No palco, cheio de caixas transformadas em cenário, reconheço cenas de algumas práticas teatrais que já fiz e que, por isso mesmo, dou valor. Sei como é difícil chegar aquele resultado, tão limpo e tão expressivo ao mesmo tempo. E me vem à tona um título que tenho a impressão de já ter usado antes: a sofisticada simplicidade. Porque é isso. No roteiro do espetáculo não há nada de mirabolante. Nem nos gestos, nem nas falas. Nem mesmo no figurino de Rô Cortinhas que, parafraseando Fernando Pessoa, “não exagera, nem exclui.” Muitos outros espetáculos já apresentaram histórias parecidas e a questão do teatro que fala de teatro (a famosa metalinguagem) não é novidade. E, no entanto, o espetáculo vai me tocando fundo, me trazendo lembranças. Justamente na semana em que reencontrei uma antiga paixão depois de mais de 20 anos. Em que passei por aquele constrangimento inicial para a alegria das lembranças de um tempo de ingenuidade e de intensidade das emoções, dos amores proibidos. E, em outra cena, em que a personagem faz o público rir pelo exagero de sua reação a uma negação do pai, lembro-me de mim mesma, atirada no chão da sala da minha casa, aos prantos, aos gritos, com sentimentos de ódio e desejos de morte, unicamente pela proibição de meu pai de sair depois de um determinado horário. E enquanto viajo no tempo, o elenco impecável na sua expressividade, segue em cena, em ações prosaicas mas não por isso menos tocantes. E dão uma aula de teatro, não pelos grandes deslocamentos, gestos ou falas mas pelos olhos, o olhar que diz a nós expectadores muito mais do que qualquer palavra. Eles nos transmitem alegria, sofrimento, sensualidade, angústia e, ao nos encararem, os atores nos levam para dentro da cena, nos aproximando ainda mais do que eles querem dizer.

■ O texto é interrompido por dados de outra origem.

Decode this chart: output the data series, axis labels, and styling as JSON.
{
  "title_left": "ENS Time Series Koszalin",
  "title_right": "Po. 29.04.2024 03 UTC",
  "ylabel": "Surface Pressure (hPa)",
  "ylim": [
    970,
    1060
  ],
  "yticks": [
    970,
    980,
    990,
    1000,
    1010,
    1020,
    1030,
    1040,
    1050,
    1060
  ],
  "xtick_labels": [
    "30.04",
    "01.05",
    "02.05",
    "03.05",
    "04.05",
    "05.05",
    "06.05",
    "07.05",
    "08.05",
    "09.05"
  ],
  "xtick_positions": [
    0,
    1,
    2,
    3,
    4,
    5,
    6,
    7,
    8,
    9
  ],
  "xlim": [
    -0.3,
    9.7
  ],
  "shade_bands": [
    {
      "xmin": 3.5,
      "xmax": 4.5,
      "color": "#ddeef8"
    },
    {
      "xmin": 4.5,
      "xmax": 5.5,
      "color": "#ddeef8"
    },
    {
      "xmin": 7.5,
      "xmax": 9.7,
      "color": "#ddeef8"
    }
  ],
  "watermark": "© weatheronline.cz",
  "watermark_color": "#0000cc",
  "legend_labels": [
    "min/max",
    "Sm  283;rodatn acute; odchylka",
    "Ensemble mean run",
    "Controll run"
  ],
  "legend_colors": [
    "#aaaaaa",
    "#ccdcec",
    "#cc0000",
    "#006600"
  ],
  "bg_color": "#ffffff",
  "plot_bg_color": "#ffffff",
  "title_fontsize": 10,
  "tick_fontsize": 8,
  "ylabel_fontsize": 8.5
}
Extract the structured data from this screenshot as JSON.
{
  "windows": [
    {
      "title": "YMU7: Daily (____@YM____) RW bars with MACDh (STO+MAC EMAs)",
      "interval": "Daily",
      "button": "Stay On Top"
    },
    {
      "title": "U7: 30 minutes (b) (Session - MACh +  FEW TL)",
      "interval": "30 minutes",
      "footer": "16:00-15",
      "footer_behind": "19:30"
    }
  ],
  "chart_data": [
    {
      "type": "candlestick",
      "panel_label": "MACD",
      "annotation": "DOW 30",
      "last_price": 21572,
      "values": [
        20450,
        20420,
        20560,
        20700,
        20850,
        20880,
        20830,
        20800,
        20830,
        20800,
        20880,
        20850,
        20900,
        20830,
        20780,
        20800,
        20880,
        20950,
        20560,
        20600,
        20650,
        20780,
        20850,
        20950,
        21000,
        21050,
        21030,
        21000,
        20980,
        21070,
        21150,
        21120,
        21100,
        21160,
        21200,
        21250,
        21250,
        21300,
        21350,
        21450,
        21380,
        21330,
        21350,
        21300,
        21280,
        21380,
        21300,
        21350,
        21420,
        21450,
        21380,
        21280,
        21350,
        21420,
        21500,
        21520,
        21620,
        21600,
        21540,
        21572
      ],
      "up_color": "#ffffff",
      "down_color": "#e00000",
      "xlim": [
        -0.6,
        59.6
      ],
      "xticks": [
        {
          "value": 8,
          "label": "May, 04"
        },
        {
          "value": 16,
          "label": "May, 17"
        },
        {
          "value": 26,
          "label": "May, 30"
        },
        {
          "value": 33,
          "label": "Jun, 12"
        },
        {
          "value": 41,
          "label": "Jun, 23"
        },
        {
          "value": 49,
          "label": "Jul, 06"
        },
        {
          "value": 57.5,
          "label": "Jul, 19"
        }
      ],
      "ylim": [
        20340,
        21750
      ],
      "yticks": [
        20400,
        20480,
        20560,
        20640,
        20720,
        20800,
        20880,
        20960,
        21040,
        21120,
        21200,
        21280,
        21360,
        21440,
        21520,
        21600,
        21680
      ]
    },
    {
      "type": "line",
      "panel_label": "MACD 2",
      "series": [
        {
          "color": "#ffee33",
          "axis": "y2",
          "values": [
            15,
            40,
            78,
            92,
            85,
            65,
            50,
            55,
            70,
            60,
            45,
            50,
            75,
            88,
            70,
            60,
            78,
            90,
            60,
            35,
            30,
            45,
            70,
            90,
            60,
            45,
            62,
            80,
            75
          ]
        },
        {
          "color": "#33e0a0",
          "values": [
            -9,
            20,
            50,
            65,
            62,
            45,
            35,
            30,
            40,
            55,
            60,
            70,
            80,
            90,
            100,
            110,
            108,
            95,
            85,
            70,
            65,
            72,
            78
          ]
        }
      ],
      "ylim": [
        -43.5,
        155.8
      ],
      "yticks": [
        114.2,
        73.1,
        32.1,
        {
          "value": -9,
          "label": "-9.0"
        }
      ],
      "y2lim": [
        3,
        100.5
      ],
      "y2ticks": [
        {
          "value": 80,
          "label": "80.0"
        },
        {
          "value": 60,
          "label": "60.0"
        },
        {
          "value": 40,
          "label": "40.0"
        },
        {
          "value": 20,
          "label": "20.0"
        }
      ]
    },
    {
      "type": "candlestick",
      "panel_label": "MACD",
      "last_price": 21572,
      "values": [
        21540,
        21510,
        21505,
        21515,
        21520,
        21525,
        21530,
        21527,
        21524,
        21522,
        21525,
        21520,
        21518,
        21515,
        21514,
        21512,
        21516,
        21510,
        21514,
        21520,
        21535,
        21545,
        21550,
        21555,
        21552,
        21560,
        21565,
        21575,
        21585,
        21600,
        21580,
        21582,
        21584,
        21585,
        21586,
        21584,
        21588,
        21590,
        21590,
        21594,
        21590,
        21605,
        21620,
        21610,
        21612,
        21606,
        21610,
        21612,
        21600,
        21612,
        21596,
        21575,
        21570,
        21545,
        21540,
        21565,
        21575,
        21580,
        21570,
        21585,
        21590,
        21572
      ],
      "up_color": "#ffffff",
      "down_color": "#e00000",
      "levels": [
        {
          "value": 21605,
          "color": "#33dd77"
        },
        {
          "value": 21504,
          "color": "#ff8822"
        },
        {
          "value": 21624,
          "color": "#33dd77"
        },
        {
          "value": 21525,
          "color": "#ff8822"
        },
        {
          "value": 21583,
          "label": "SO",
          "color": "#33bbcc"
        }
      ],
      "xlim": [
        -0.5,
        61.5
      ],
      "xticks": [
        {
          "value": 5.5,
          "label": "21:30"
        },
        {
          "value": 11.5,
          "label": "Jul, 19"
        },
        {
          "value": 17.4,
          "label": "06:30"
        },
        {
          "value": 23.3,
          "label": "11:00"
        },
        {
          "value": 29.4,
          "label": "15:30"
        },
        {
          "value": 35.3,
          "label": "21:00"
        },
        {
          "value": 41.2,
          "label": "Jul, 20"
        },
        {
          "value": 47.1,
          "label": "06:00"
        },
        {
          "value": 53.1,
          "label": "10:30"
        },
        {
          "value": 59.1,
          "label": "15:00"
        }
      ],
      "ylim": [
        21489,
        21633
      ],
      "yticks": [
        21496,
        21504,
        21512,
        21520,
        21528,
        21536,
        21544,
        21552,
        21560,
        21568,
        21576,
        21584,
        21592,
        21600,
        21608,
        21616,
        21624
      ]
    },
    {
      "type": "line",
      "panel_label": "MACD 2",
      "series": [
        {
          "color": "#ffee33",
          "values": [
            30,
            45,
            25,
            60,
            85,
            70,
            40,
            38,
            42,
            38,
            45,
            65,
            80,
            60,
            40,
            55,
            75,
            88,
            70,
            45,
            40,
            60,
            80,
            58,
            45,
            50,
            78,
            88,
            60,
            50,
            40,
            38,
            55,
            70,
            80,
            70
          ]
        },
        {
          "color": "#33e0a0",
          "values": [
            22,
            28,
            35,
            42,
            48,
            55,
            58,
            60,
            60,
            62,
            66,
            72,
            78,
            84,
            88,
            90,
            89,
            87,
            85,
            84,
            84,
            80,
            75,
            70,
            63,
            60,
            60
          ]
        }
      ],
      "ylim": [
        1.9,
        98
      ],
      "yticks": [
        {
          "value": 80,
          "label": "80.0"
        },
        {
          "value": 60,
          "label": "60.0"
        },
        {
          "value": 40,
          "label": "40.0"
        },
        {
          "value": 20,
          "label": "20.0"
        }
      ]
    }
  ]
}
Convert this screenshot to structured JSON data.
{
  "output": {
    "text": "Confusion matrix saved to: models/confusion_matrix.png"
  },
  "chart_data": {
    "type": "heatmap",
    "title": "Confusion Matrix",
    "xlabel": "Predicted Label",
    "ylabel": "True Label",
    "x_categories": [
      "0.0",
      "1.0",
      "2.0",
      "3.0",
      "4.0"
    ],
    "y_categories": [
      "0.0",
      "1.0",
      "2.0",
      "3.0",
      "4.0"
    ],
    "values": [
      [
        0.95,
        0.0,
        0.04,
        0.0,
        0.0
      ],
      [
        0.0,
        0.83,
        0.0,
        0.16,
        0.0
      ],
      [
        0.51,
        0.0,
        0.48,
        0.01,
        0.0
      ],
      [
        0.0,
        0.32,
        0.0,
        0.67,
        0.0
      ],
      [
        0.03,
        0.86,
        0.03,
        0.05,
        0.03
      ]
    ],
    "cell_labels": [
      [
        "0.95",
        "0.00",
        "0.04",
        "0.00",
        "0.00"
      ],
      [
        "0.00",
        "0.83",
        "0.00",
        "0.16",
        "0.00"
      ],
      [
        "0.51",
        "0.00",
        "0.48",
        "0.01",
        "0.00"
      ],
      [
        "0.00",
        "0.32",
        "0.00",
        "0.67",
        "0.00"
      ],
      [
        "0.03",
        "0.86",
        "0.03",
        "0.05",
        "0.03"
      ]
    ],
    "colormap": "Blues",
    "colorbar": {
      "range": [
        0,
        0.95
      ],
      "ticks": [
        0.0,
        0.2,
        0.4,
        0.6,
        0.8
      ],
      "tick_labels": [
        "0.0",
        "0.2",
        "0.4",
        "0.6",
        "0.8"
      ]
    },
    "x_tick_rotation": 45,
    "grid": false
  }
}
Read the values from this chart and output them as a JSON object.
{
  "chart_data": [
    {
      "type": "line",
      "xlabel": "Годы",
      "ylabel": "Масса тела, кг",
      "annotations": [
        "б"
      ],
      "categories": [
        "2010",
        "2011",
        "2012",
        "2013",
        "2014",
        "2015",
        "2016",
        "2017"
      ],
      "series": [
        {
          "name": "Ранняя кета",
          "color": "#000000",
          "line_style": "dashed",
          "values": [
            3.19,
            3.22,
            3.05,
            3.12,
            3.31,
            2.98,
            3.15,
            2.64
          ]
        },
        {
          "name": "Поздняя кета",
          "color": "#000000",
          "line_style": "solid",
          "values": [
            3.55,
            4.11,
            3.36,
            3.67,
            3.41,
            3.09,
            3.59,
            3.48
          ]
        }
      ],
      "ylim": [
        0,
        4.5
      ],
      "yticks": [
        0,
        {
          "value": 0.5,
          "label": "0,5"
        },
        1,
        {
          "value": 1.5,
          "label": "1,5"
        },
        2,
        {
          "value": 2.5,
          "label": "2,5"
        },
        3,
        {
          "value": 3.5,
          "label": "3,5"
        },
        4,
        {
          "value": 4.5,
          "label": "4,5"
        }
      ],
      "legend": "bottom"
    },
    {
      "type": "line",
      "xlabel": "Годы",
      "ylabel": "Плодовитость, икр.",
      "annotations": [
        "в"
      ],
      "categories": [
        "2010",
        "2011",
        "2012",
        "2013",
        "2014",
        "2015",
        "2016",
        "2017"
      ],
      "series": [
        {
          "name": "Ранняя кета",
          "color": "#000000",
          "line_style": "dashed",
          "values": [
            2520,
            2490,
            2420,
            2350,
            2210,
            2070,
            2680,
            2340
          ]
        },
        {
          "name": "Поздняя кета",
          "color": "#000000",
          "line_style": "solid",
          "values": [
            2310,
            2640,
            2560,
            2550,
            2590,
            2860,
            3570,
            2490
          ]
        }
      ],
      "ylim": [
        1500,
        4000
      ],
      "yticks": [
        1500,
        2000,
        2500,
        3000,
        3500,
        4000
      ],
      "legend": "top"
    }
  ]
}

Será?
Saio com a impressão de que é um espetáculo que mais do que tudo leva a gente a ouvir a si próprio e é por isso que a frase “não vai mais ter teatro” não me passa despercebida. Imediatamente, penso que, como jornalista, já ouvi muitas vezes que, no futuro, não haverá mais papel e, no entanto, percebo ali que isso nunca me provocou o que a possibilidade de não existir mais teatro me provoca. E a explicação para isso vem de outra frase dita pelos atores: “Quando eu penso na minha vocação, eu não sinto medo da vida”. É isso! Exatamente isso que o teatro me trouxe, uma coragem que eu não tinha, o fim de um medo que parecia que não terminaria nunca. Bem, e essa beleza de trilhas sonoras como a desse espetáculo de responsabilidade do próprio diretor com a colaboração (e o amor, diz no programa, de Uriel Battisti). E quando vejo, lá se vão para casa, juntas, em harmonia, aquela que há muito se apaixonou pelo teatro e a outra que se acha na obrigação de convencer todo mundo que a arte e a vida são uma coisa só.
Que lindo Helena! Teu texto é uma poesia, uma recriação daquilo que vivenciamos neste processo. Muito obrigado!